Nakamoto (NAKA) announces 1-for-40 reverse stock split to regain $1 Nasdaq bid

Bitcoin treasury firm Nakamoto (NAKA) will implement a 1-for-40 reverse stock split after shareholder approval to meet Nasdaq’s $1 minimum bid rule. The company’s stock has been trading at new lows, around $0.145–$0.158 during Wednesday’s session. The reverse split is expected to cut shares outstanding from about 696.1M to about 17.4M, effective May 22. Nakamoto said the May 8 vote approved a split range of 1-for-20 to 1-for-50. No fractional shares will be issued, and shareholders will receive cash in lieu for fractions.

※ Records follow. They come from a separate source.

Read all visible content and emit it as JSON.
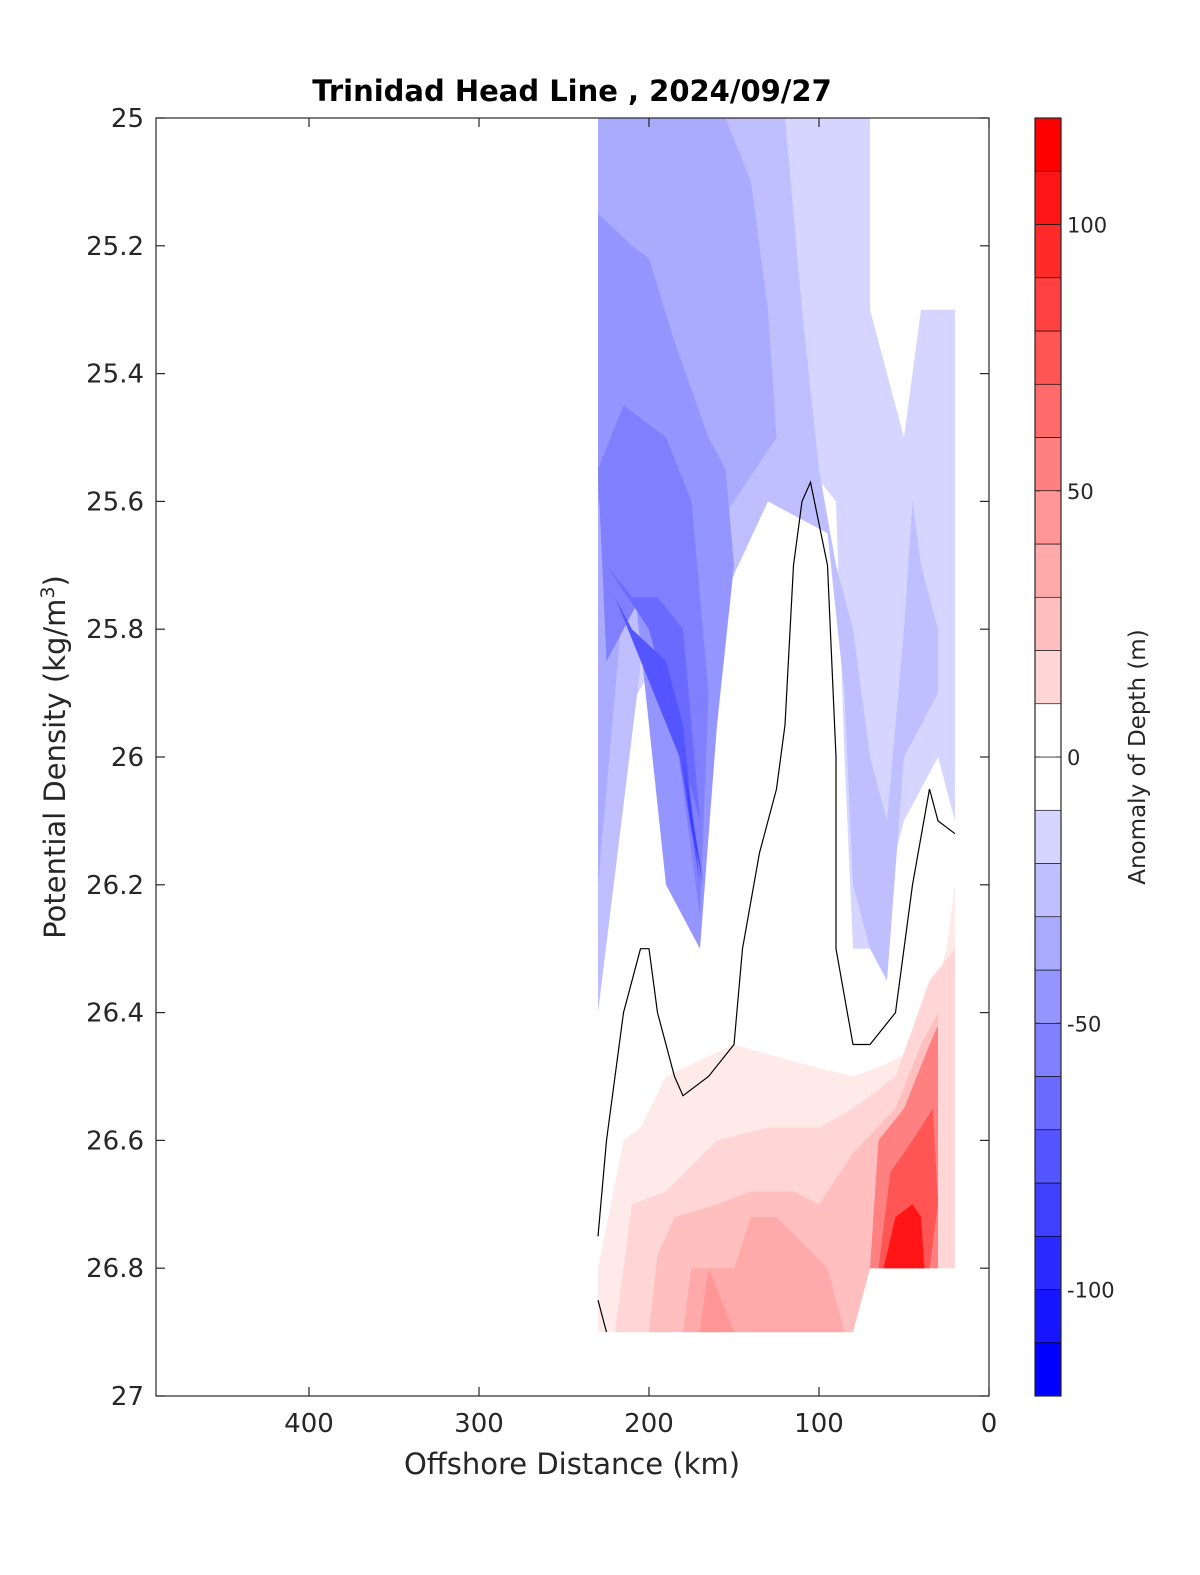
{
  "chart_data": {
    "type": "heatmap",
    "subtype": "filled-contour",
    "title": "Trinidad Head Line , 2024/09/27",
    "xlabel": "Offshore Distance (km)",
    "ylabel": "Potential Density (kg/m",
    "ylabel_superscript": "3",
    "ylabel_suffix": ")",
    "xlim": [
      490,
      0
    ],
    "ylim": [
      25,
      27
    ],
    "x_ticks": [
      400,
      300,
      200,
      100,
      0
    ],
    "y_ticks": [
      25,
      25.2,
      25.4,
      25.6,
      25.8,
      26,
      26.2,
      26.4,
      26.6,
      26.8,
      27
    ],
    "x_tick_labels": [
      "400",
      "300",
      "200",
      "100",
      "0"
    ],
    "y_tick_labels": [
      "25",
      "25.2",
      "25.4",
      "25.6",
      "25.8",
      "26",
      "26.2",
      "26.4",
      "26.6",
      "26.8",
      "27"
    ],
    "colorbar": {
      "label": "Anomaly of Depth (m)",
      "range": [
        -120,
        120
      ],
      "step": 10,
      "ticks": [
        -100,
        -50,
        0,
        50,
        100
      ],
      "tick_labels": [
        "-100",
        "-50",
        "0",
        "50",
        "100"
      ],
      "low_color": "#0000ff",
      "high_color": "#ff0000"
    },
    "regions": [
      {
        "level": -20,
        "points": [
          [
            230,
            25.0
          ],
          [
            70,
            25.0
          ],
          [
            70,
            25.3
          ],
          [
            50,
            25.5
          ],
          [
            40,
            25.3
          ],
          [
            20,
            25.3
          ],
          [
            20,
            26.1
          ],
          [
            30,
            26.0
          ],
          [
            50,
            26.1
          ],
          [
            70,
            26.3
          ],
          [
            80,
            26.3
          ],
          [
            85,
            26.0
          ],
          [
            90,
            25.6
          ],
          [
            120,
            25.5
          ],
          [
            160,
            25.7
          ],
          [
            230,
            26.0
          ]
        ]
      },
      {
        "level": -30,
        "points": [
          [
            230,
            25.0
          ],
          [
            120,
            25.0
          ],
          [
            110,
            25.3
          ],
          [
            100,
            25.55
          ],
          [
            90,
            25.7
          ],
          [
            80,
            25.8
          ],
          [
            70,
            26.0
          ],
          [
            60,
            26.1
          ],
          [
            50,
            25.8
          ],
          [
            45,
            25.6
          ],
          [
            40,
            25.7
          ],
          [
            30,
            25.8
          ],
          [
            30,
            25.9
          ],
          [
            50,
            26.0
          ],
          [
            60,
            26.35
          ],
          [
            70,
            26.3
          ],
          [
            80,
            26.2
          ],
          [
            85,
            25.9
          ],
          [
            95,
            25.65
          ],
          [
            130,
            25.6
          ],
          [
            165,
            25.8
          ],
          [
            200,
            25.75
          ],
          [
            230,
            26.4
          ]
        ]
      },
      {
        "level": -40,
        "points": [
          [
            230,
            25.0
          ],
          [
            155,
            25.0
          ],
          [
            140,
            25.1
          ],
          [
            130,
            25.3
          ],
          [
            125,
            25.5
          ],
          [
            150,
            25.6
          ],
          [
            175,
            25.7
          ],
          [
            195,
            25.65
          ],
          [
            215,
            25.75
          ],
          [
            230,
            26.2
          ]
        ]
      },
      {
        "level": -50,
        "points": [
          [
            230,
            25.15
          ],
          [
            210,
            25.2
          ],
          [
            200,
            25.22
          ],
          [
            185,
            25.35
          ],
          [
            165,
            25.5
          ],
          [
            155,
            25.55
          ],
          [
            150,
            25.7
          ],
          [
            160,
            25.95
          ],
          [
            170,
            26.3
          ],
          [
            190,
            26.2
          ],
          [
            210,
            25.7
          ],
          [
            230,
            25.6
          ]
        ]
      },
      {
        "level": -60,
        "points": [
          [
            230,
            25.55
          ],
          [
            215,
            25.45
          ],
          [
            190,
            25.5
          ],
          [
            175,
            25.6
          ],
          [
            165,
            25.9
          ],
          [
            170,
            26.25
          ],
          [
            185,
            25.95
          ],
          [
            205,
            25.75
          ],
          [
            225,
            25.85
          ]
        ]
      },
      {
        "level": -70,
        "points": [
          [
            225,
            25.7
          ],
          [
            210,
            25.75
          ],
          [
            195,
            25.75
          ],
          [
            180,
            25.8
          ],
          [
            170,
            26.1
          ],
          [
            185,
            25.95
          ],
          [
            200,
            25.8
          ]
        ]
      },
      {
        "level": -80,
        "points": [
          [
            220,
            25.75
          ],
          [
            210,
            25.8
          ],
          [
            190,
            25.85
          ],
          [
            180,
            25.95
          ],
          [
            170,
            26.2
          ],
          [
            182,
            26.0
          ]
        ]
      },
      {
        "level": -90,
        "points": [
          [
            180,
            26.0
          ],
          [
            168,
            26.2
          ],
          [
            176,
            26.1
          ]
        ]
      },
      {
        "level": 10,
        "points": [
          [
            230,
            26.9
          ],
          [
            230,
            26.8
          ],
          [
            215,
            26.6
          ],
          [
            205,
            26.58
          ],
          [
            190,
            26.5
          ],
          [
            150,
            26.45
          ],
          [
            110,
            26.48
          ],
          [
            80,
            26.5
          ],
          [
            60,
            26.48
          ],
          [
            40,
            26.45
          ],
          [
            25,
            26.3
          ],
          [
            20,
            26.2
          ],
          [
            20,
            26.8
          ],
          [
            40,
            26.8
          ],
          [
            70,
            26.8
          ],
          [
            80,
            26.9
          ]
        ]
      },
      {
        "level": 20,
        "points": [
          [
            220,
            26.9
          ],
          [
            210,
            26.7
          ],
          [
            190,
            26.68
          ],
          [
            160,
            26.6
          ],
          [
            130,
            26.58
          ],
          [
            100,
            26.58
          ],
          [
            80,
            26.55
          ],
          [
            55,
            26.5
          ],
          [
            35,
            26.35
          ],
          [
            20,
            26.3
          ],
          [
            20,
            26.8
          ],
          [
            40,
            26.8
          ],
          [
            70,
            26.8
          ],
          [
            80,
            26.9
          ]
        ]
      },
      {
        "level": 30,
        "points": [
          [
            200,
            26.9
          ],
          [
            195,
            26.78
          ],
          [
            185,
            26.72
          ],
          [
            160,
            26.7
          ],
          [
            140,
            26.68
          ],
          [
            115,
            26.68
          ],
          [
            100,
            26.7
          ],
          [
            80,
            26.62
          ],
          [
            55,
            26.55
          ],
          [
            40,
            26.45
          ],
          [
            30,
            26.4
          ],
          [
            30,
            26.8
          ],
          [
            70,
            26.8
          ],
          [
            80,
            26.9
          ]
        ]
      },
      {
        "level": 40,
        "points": [
          [
            180,
            26.9
          ],
          [
            175,
            26.8
          ],
          [
            160,
            26.8
          ],
          [
            150,
            26.8
          ],
          [
            140,
            26.72
          ],
          [
            125,
            26.72
          ],
          [
            110,
            26.76
          ],
          [
            95,
            26.8
          ],
          [
            85,
            26.9
          ]
        ]
      },
      {
        "level": 50,
        "points": [
          [
            170,
            26.9
          ],
          [
            165,
            26.8
          ],
          [
            150,
            26.9
          ]
        ]
      },
      {
        "level": 60,
        "points": [
          [
            70,
            26.8
          ],
          [
            65,
            26.6
          ],
          [
            50,
            26.55
          ],
          [
            35,
            26.45
          ],
          [
            30,
            26.42
          ],
          [
            30,
            26.8
          ]
        ]
      },
      {
        "level": 80,
        "points": [
          [
            65,
            26.8
          ],
          [
            58,
            26.65
          ],
          [
            45,
            26.6
          ],
          [
            33,
            26.55
          ],
          [
            30,
            26.7
          ],
          [
            35,
            26.8
          ]
        ]
      },
      {
        "level": 110,
        "points": [
          [
            62,
            26.8
          ],
          [
            55,
            26.72
          ],
          [
            45,
            26.7
          ],
          [
            40,
            26.72
          ],
          [
            38,
            26.8
          ]
        ]
      }
    ],
    "zero_contours": [
      [
        [
          230,
          26.75
        ],
        [
          225,
          26.6
        ],
        [
          215,
          26.4
        ],
        [
          205,
          26.3
        ],
        [
          200,
          26.3
        ],
        [
          195,
          26.4
        ],
        [
          185,
          26.5
        ],
        [
          180,
          26.53
        ],
        [
          165,
          26.5
        ],
        [
          150,
          26.45
        ],
        [
          145,
          26.3
        ],
        [
          135,
          26.15
        ],
        [
          125,
          26.05
        ],
        [
          120,
          25.95
        ],
        [
          115,
          25.7
        ],
        [
          110,
          25.6
        ],
        [
          105,
          25.57
        ],
        [
          95,
          25.7
        ],
        [
          90,
          26.0
        ],
        [
          90,
          26.3
        ],
        [
          80,
          26.45
        ],
        [
          70,
          26.45
        ],
        [
          55,
          26.4
        ],
        [
          45,
          26.2
        ],
        [
          35,
          26.05
        ],
        [
          30,
          26.1
        ],
        [
          20,
          26.12
        ]
      ],
      [
        [
          230,
          26.85
        ],
        [
          225,
          26.9
        ]
      ]
    ]
  }
}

Separately, Nakamoto reported ongoing BTC treasury activity, selling its primary treasury vehicle’s BTC in the last two quarters (about $20M in Q4 and about $22M in Q1). Even after the sales, it still holds more than 5,000 BTC, valued above $388M. In Q1, the firm posted losses of about $239M, largely attributed to Bitcoin’s decline. For crypto traders, the key question is whether the NAKA reverse stock split improves liquidity and market confidence—or whether dilution/financing concerns limit any rebound in sentiment around this BTC holder.
Neutral
This is a corporate action for Nakamoto’s stock (NAKA) rather than a direct change to Bitcoin’s supply or protocol. The reverse stock split may help improve Nasdaq compliance signals and potentially stabilize the market perception of this BTC holder in the short term. However, the company also reported BTC sales in recent quarters and sizable Q1 losses tied to Bitcoin’s decline, which keeps overhang risks for sentiment. For BTC traders, any impact is more indirect: if the market views ongoing BTC treasury selling as bearish for custodial demand, it could weigh on near-term sentiment. Conversely, knowing Nakamoto still holds 5,000+ BTC may limit fear of immediate large-scale selling. Overall, the event is unlikely to drive a strong BTC price trend by itself, so the expected effect is neutral, with sentiment sensitivity to future disclosures remaining the main trading variable.